I haven't looked at the AMD patches to see what would be left if the
UAPI was dropped. Melissa?

>   And viz Xorg-modesetting, in at least one case we still got it wrong and
>   had to disable atomic for that userspace.
> 
> - nouveau pony years back tried this entire "oh the uapi is just
>   experimental" thing, and it resulted in the by far worst flameware
>   between Dave and Linus on dri-devel
> 
> So _if_ we do this we need to be clear that uapi is forever, and not have
> docs that suggest otherwise.
> 
> > If that date needs to be moved forward, it should be possible to do so
> > with a simple patch gathering enough acks. The main thing is to set the
> > date from the start, so there can be no confusion about when its going
> > to the chopping block.
> > 
> > I do not suggest that the kernel would automatically runtime disable
> > the UAPI after that date.
> > 
> > Does any of the big idea fly with upper maintainers and Linus?  
> 
> The other reason, and maybe even more fundamental one, is that I think the
> uncertainty of not documenting how pragmatic we are is beneficial.
> 
> We should definitely document the gold standard aspirations, to make sure
> everyone knows where to aim for. And I'm definitely all for pragmatic
> merging where it makes sense, we've had tons of that, and happily carry
> the costs to this day for some of them:
> 
> - a lot of the early soc drivers are kinda meh, and will stay that way
>   forever since they're not maintained anymore
> 
> - we've had very much free-for-all vendor kms properties, and I expect the
>   hall of shame witht he big table of vendor props with barely any docs
>   will never go away
> 
> - we're taking all the compute runtimes despite that mesa on the 3d/gl/vk
>   side shows how much better collaboration would be (and I think soon will
>   show the same for media) because having a compute ecosystem that's
>   substantially weaker than the sum of all its parts is still better than
>   nothing. And the situation is still that collaboration even with a
>   company is often impossible, aiming for better is not very realistic :-/
> 
> But the goal is still to have solid code, cross-vendor infrastructure and
> collaboration and all that stuff, because that's why upstream is strong.
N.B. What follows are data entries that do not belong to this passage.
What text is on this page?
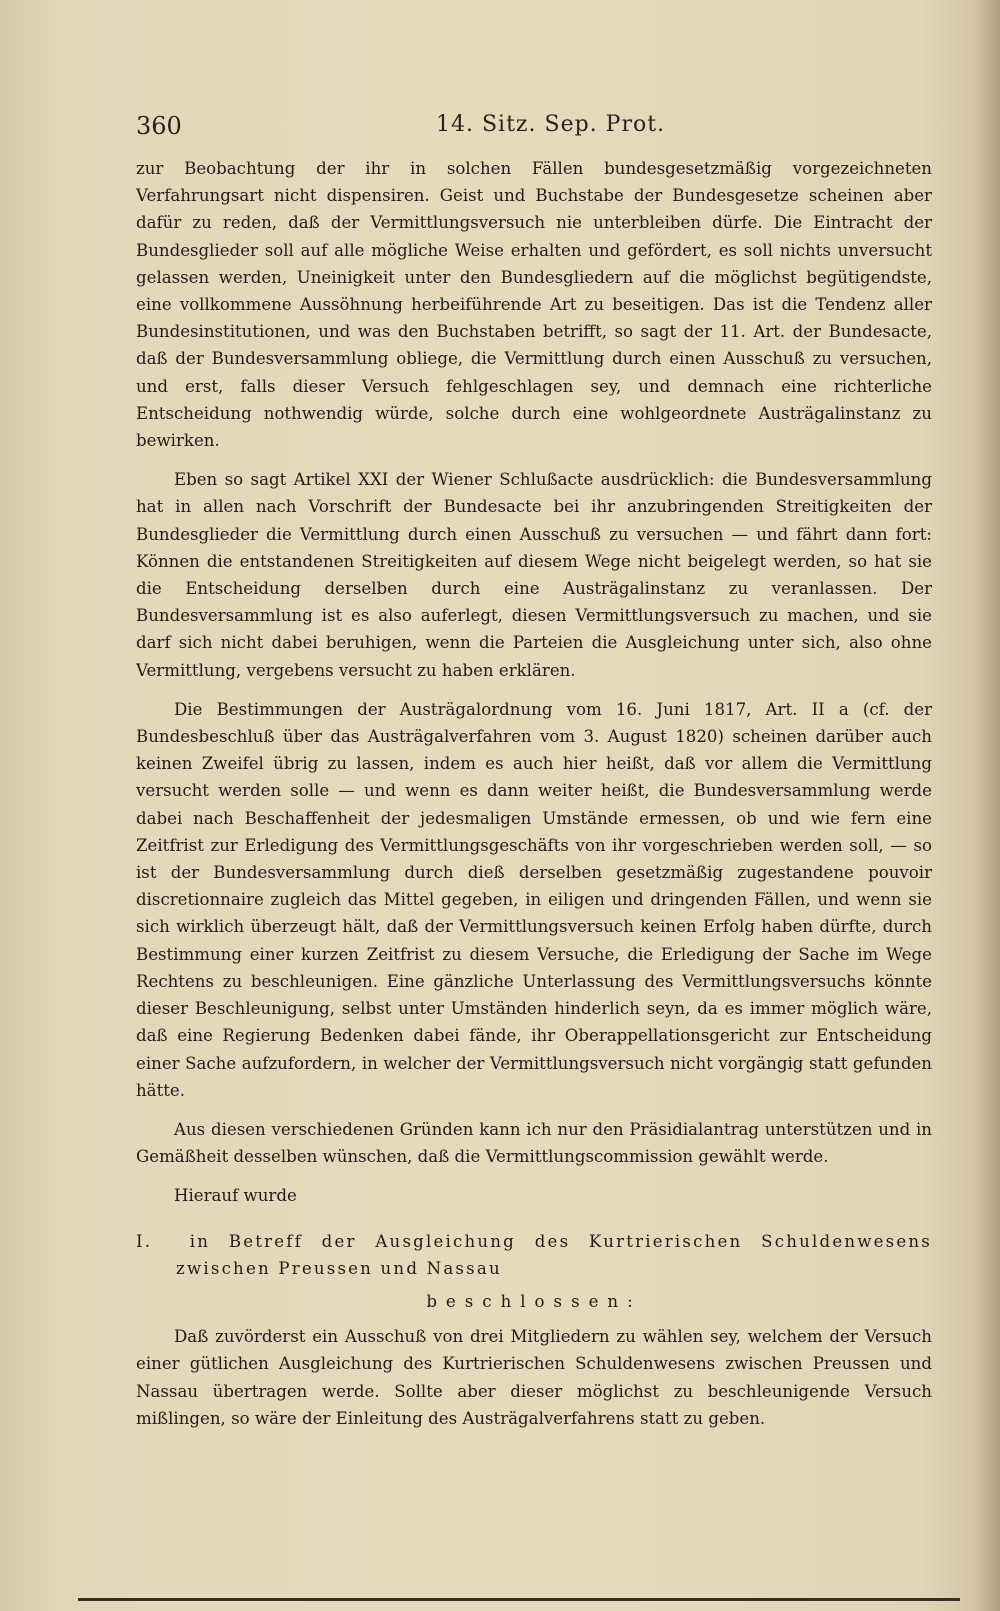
360	14. Sitz. Sep. Prot.

zur Beobachtung der ihr in solchen Fällen bundesgesetzmäßig vorgezeichneten Verfahrungsart nicht dispensiren. Geist und Buchstabe der Bundesgesetze scheinen aber dafür zu reden, daß der Vermittlungsversuch nie unterbleiben dürfe. Die Eintracht der Bundesglieder soll auf alle mögliche Weise erhalten und gefördert, es soll nichts unversucht gelassen werden, Uneinigkeit unter den Bundesgliedern auf die möglichst begütigendste, eine vollkommene Aussöhnung herbeiführende Art zu beseitigen. Das ist die Tendenz aller Bundesinstitutionen, und was den Buchstaben betrifft, so sagt der 11. Art. der Bundesacte, daß der Bundesversammlung obliege, die Vermittlung durch einen Ausschuß zu versuchen, und erst, falls dieser Versuch fehlgeschlagen sey, und demnach eine richterliche Entscheidung nothwendig würde, solche durch eine wohlgeordnete Austrägalinstanz zu bewirken.

Eben so sagt Artikel XXI der Wiener Schlußacte ausdrücklich: die Bundesversammlung hat in allen nach Vorschrift der Bundesacte bei ihr anzubringenden Streitigkeiten der Bundesglieder die Vermittlung durch einen Ausschuß zu versuchen — und fährt dann fort: Können die entstandenen Streitigkeiten auf diesem Wege nicht beigelegt werden, so hat sie die Entscheidung derselben durch eine Austrägalinstanz zu veranlassen. Der Bundesversammlung ist es also auferlegt, diesen Vermittlungsversuch zu machen, und sie darf sich nicht dabei beruhigen, wenn die Parteien die Ausgleichung unter sich, also ohne Vermittlung, vergebens versucht zu haben erklären.

Die Bestimmungen der Austrägalordnung vom 16. Juni 1817, Art. II a (cf. der Bundesbeschluß über das Austrägalverfahren vom 3. August 1820) scheinen darüber auch keinen Zweifel übrig zu lassen, indem es auch hier heißt, daß vor allem die Vermittlung versucht werden solle — und wenn es dann weiter heißt, die Bundesversammlung werde dabei nach Beschaffenheit der jedesmaligen Umstände ermessen, ob und wie fern eine Zeitfrist zur Erledigung des Vermittlungsgeschäfts von ihr vorgeschrieben werden soll, — so ist der Bundesversammlung durch dieß derselben gesetzmäßig zugestandene pouvoir discretionnaire zugleich das Mittel gegeben, in eiligen und dringenden Fällen, und wenn sie sich wirklich überzeugt hält, daß der Vermittlungsversuch keinen Erfolg haben dürfte, durch Bestimmung einer kurzen Zeitfrist zu diesem Versuche, die Erledigung der Sache im Wege Rechtens zu beschleunigen. Eine gänzliche Unterlassung des Vermittlungsversuchs könnte dieser Beschleunigung, selbst unter Umständen hinderlich seyn, da es immer möglich wäre, daß eine Regierung Bedenken dabei fände, ihr Oberappellationsgericht zur Entscheidung einer Sache aufzufordern, in welcher der Vermittlungsversuch nicht vorgängig statt gefunden hätte.

Aus diesen verschiedenen Gründen kann ich nur den Präsidialantrag unterstützen und in Gemäßheit desselben wünschen, daß die Vermittlungscommission gewählt werde.

Hierauf wurde

I. in Betreff der Ausgleichung des Kurtrierischen Schuldenwesens zwischen Preussen und Nassau

beschlossen:

Daß zuvörderst ein Ausschuß von drei Mitgliedern zu wählen sey, welchem der Versuch einer gütlichen Ausgleichung des Kurtrierischen Schuldenwesens zwischen Preussen und Nassau übertragen werde. Sollte aber dieser möglichst zu beschleunigende Versuch mißlingen, so wäre der Einleitung des Austrägalverfahrens statt zu geben.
> And the uncertainty is helping us for a lot of reasons:
> 
> - it makes vendors vary of going with vendor solutions. Minimally they ask
>   in private, which gives Dave, me and all the others doing vendor
>   outreach or working as some ambassador rule at a vendor an opportunity
>   to steer things in a better direction. And often do the steering
>   _before_ code gets written.
> 
> - it allows Dave&me to more freely decide when to be pragmatic, without
>   being bound by rules. The point of pragmatic merging is to bend the
>   short term principles for a better long term outcome, splattering that
>   entire space full with rules makes rule-bending a lot harder when
>   needed.
> 
> - most of all I really don't want to be in a discussion with vendors where
>   they try to laywer-argue that we must merge their patches because they
>   strictly followed the wording of some pragmatic merge rules while
>   entirely tossing the spirit of what we aim for. I already have more than
>   enough of that, this will result in more.
> 
> In all the past examples of pragmatic merging we never documented the
> pragmatic approach, but instead if we documented something, we wrote down
> the ideal standards to aim for. That makes it easier for everyone to do
> the right thing, and harder (and more expensive due to the inherit
> uncertainty) to try to bend them towards the least amount of collaboration
> a vendor can get away with.
> 
> That's why I really want to keep the undocumented and hence uncertain
> rules in this space.
> 
> For the actual case at hand of plane color handling, I think the pragmatic
> aproach is roughly:
> 
> 1. land the amdgpu code, but without uapi
> 
> 2. use that (and any other driver code that's been floating around in this
> space) to build up the kernel-internal infrastructure - the proposed graph
> of color transformation blocks will need quite a few things
> 
> 3. land the uapi on top in it's hopeful final form, maybe hidden if it's
> not yet complete or ready for prime time as we sometimes do with bigger
> projects
> 
> Obviously compositor work, igts, docs and all that too, and most of all
> this can happen in parallel too once we have a rough consensus on where to
> aim for.
> 
> Cheers, Daniel